In last week’s article on the East Village/Lower East Side rezoning, former Community Board 3 chairperson Dave McWater was misquoted saying that Chinatown’s traditional “core” was in Community Board 1. We checked our notes and, in fact, what McWater said was that none of Chinatown’s traditional core was in the rezoning area and that City Planning did not allow the rezoning to extend west of Third Ave. The same article incorrectly stated that City Planning would hold its vote on the rezoning on Aug. 18. Rachaele Raynoff, a Planning spokesperson, said the vote hasn’t been scheduled, but that it could conceivably happen on Sept. 10 or Sept. 24 at Planning public meetings, while the last possible vote date would be Oct. 7.

E-mail mix-up:

An accidentally misattributed quote in our Mixed Use column a few weeks ago about the New York City Housing Authority’s untapped development rights has ticked off East Village tenant activist Anna Sawaryn.
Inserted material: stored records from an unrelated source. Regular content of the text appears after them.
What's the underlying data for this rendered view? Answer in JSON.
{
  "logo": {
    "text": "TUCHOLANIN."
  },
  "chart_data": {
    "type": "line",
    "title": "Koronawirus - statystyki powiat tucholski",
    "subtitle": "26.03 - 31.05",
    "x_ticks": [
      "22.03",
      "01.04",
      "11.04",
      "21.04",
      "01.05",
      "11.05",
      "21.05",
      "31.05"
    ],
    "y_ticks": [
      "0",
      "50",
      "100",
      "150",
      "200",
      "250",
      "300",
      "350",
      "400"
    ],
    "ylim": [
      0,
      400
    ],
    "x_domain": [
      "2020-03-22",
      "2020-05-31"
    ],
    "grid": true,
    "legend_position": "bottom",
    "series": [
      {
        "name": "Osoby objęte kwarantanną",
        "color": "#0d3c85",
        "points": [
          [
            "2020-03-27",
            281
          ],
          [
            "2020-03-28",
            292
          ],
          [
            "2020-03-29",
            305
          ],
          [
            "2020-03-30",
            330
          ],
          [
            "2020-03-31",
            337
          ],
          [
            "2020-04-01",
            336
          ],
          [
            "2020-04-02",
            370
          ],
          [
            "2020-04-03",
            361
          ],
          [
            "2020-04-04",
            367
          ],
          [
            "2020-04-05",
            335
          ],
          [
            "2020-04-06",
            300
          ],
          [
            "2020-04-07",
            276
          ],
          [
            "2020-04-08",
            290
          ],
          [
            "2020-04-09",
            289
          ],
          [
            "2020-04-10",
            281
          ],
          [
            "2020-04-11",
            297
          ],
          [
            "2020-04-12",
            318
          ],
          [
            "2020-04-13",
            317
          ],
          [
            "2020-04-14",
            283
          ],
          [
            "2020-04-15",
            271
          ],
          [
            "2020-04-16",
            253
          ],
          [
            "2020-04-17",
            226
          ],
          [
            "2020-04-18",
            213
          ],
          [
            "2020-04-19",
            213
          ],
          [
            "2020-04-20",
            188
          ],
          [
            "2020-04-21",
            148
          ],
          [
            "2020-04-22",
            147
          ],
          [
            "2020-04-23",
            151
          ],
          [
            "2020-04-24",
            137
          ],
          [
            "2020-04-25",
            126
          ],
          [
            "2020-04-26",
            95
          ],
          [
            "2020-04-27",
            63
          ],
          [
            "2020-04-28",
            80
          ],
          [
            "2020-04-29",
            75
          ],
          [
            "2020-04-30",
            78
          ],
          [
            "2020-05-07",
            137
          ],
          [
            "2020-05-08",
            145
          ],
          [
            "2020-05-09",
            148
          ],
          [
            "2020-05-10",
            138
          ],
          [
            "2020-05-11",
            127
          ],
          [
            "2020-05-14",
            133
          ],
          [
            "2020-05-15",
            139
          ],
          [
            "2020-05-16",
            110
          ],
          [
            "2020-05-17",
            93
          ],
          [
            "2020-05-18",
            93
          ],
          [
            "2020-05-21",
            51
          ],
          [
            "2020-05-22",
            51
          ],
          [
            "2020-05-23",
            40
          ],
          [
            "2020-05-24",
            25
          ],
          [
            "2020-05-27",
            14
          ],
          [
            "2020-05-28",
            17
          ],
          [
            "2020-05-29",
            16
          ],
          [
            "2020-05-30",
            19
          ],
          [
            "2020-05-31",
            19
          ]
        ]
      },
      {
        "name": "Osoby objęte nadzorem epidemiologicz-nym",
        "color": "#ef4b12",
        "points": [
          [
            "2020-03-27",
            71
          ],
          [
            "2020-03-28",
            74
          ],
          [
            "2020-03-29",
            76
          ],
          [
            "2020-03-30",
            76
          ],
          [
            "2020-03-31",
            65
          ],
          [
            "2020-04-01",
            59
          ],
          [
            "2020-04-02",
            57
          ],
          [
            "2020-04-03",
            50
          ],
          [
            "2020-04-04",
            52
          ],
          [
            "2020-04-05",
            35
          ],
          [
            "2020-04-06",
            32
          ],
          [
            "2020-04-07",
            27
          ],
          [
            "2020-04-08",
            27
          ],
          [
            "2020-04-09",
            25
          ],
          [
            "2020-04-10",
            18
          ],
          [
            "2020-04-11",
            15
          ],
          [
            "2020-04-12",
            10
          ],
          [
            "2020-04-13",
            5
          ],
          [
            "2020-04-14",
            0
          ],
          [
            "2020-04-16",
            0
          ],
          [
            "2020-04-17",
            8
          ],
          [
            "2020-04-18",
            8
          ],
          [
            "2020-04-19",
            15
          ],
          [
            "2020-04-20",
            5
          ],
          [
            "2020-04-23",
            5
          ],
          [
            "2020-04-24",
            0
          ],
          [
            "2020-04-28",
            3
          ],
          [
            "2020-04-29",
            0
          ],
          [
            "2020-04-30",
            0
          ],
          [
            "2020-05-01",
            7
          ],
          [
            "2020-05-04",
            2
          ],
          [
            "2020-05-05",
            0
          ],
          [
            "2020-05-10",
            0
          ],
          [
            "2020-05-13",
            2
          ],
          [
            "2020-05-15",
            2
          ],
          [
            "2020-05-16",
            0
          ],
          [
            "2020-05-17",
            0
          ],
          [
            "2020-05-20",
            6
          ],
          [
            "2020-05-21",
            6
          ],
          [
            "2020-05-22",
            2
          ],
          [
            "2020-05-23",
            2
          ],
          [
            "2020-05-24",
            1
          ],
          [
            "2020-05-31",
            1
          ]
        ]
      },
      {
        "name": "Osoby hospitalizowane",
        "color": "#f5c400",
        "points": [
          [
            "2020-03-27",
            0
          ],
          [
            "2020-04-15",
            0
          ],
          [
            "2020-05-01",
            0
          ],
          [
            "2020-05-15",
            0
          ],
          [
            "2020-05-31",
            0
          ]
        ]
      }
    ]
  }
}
Sawaryn had sent us an e-mail from Hell’s Kitchen activist John Fisher in which Fisher criticized B.P. Stringer’s report on NYCHA’s air rights that we credited to her. The e-mail Sawaryn sent to The Villager was in fact a forwarded message from Fisher, although no name or perceptible e-mail address appeared anywhere in the note, leading us to believe it had come directly from Sawaryn. The only thing that might have tipped us off was the message’s focus on Chelsea and Hell’s Kitchen, but otherwise it looked to be straight from Sawaryn’s keypad. The e-mail did feature some harsh language for Stringer — calling his report on NYCHA’s abundance of development opportunities “a perfect scam” — so we understand her frustration and apologize for the error.